I am about three quarters of the way through Bernard Cahier's book. While the anecdotes and the photos are very entertaining, two things about it are a bit troubling.

The first is that it is apparent that Cahier relied on his memory rather than research for a lot of the racing items. There are just way too many errors as to time, place, and events. Two such examples: Bernard writes that Rindt's Monaco win in 1970 was his first; he states that for the 1966 season Richie Ginther was let go by Ferrari. There are many more of like ilk. Not to be overly critical, but it is my supposition that he composed the text on memory, as mentioned above.

Secondly, and this is certainly no fault of M. Cahier, is the continuing level of sadness that permeates the book as every year (n.b.: I have read through 1970 thus far) brings heart rending mentions of many, many friends lost to racing accidents. The roll call of the departed just leaves me with a melancholy sense of sadness and loss. I have to feel sympathy for Bernard, as it must be difficult indeed to have to say goodbye to so many friends, so often. I know that on this forum we are supposed to be relishing the "old days", and indeed many posts on this forum from some members keep up a drumbeat of criticism of racing today. But....how good were the "good old days" when the risk was great that any given race would cost the life of yet another driver? I do not know about you, but it certainly makes me appreciate carbon fiber, roll hoops, nomex, the HANS device, and so many life saving devices that we take for granted today.
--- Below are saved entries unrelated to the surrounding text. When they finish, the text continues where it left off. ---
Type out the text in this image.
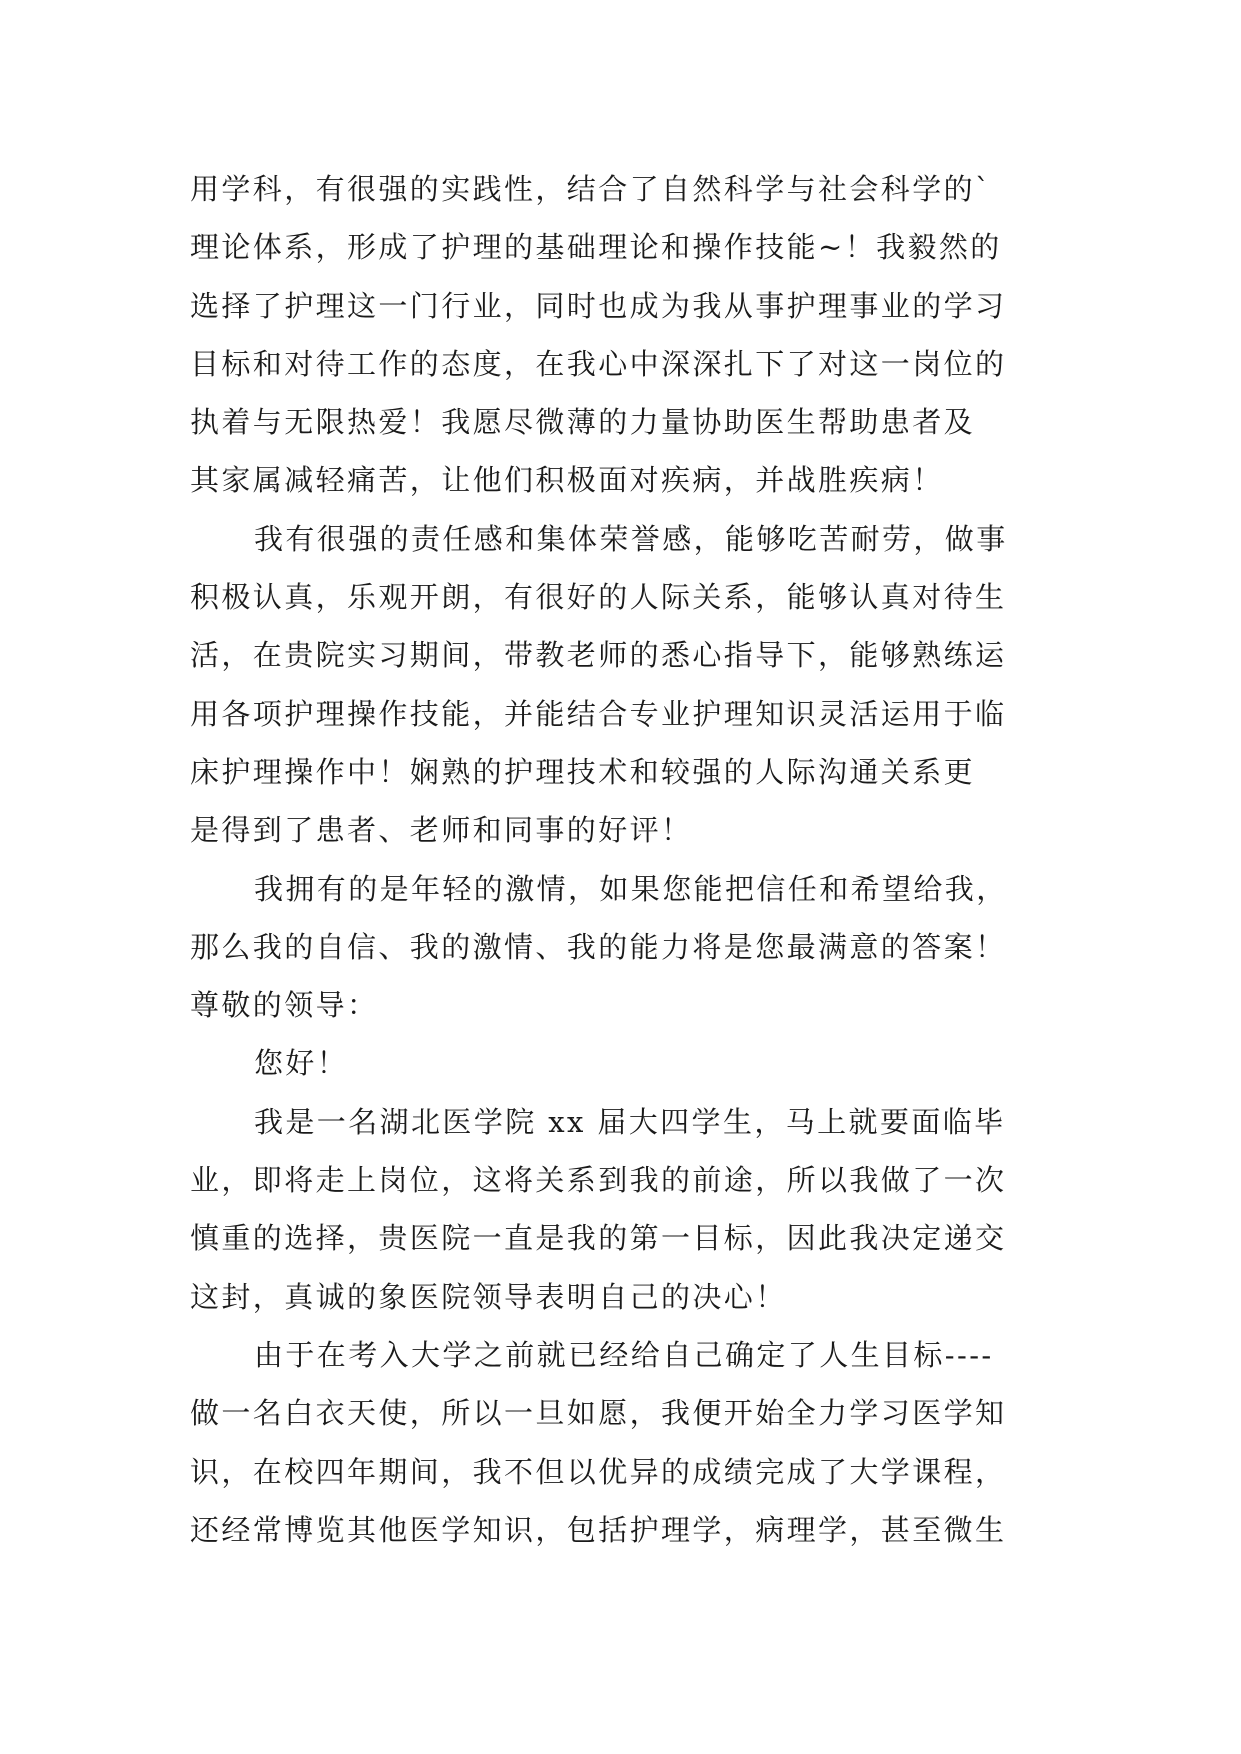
用学科，有很强的实践性，结合了自然科学与社会科学的`
理论体系，形成了护理的基础理论和操作技能~！我毅然的
选择了护理这一门行业，同时也成为我从事护理事业的学习
目标和对待工作的态度，在我心中深深扎下了对这一岗位的
执着与无限热爱！我愿尽微薄的力量协助医生帮助患者及
其家属减轻痛苦，让他们积极面对疾病，并战胜疾病！
我有很强的责任感和集体荣誉感，能够吃苦耐劳，做事
积极认真，乐观开朗，有很好的人际关系，能够认真对待生
活，在贵院实习期间，带教老师的悉心指导下，能够熟练运
用各项护理操作技能，并能结合专业护理知识灵活运用于临
床护理操作中！娴熟的护理技术和较强的人际沟通关系更
是得到了患者、老师和同事的好评！
我拥有的是年轻的激情，如果您能把信任和希望给我，
那么我的自信、我的激情、我的能力将是您最满意的答案！
尊敬的领导：
您好！
我是一名湖北医学院 xx 届大四学生，马上就要面临毕
业，即将走上岗位，这将关系到我的前途，所以我做了一次
慎重的选择，贵医院一直是我的第一目标，因此我决定递交
这封，真诚的象医院领导表明自己的决心！
由于在考入大学之前就已经给自己确定了人生目标----
做一名白衣天使，所以一旦如愿，我便开始全力学习医学知
识，在校四年期间，我不但以优异的成绩完成了大学课程，
还经常博览其他医学知识，包括护理学，病理学，甚至微生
But enough of that. The photos in the Cahier book are great. Some fantastic race shots, and many paddock shots and photos of drivers at ease off the track that give a very human element to be enjoyed. Enjoy the pictures, ignore the errors, mourn those whom we have lost, and enjoy vicariously the life of Bernard Cahier, who had the good fortune to have been able to do for a living what the rest of us could only remotely wish for.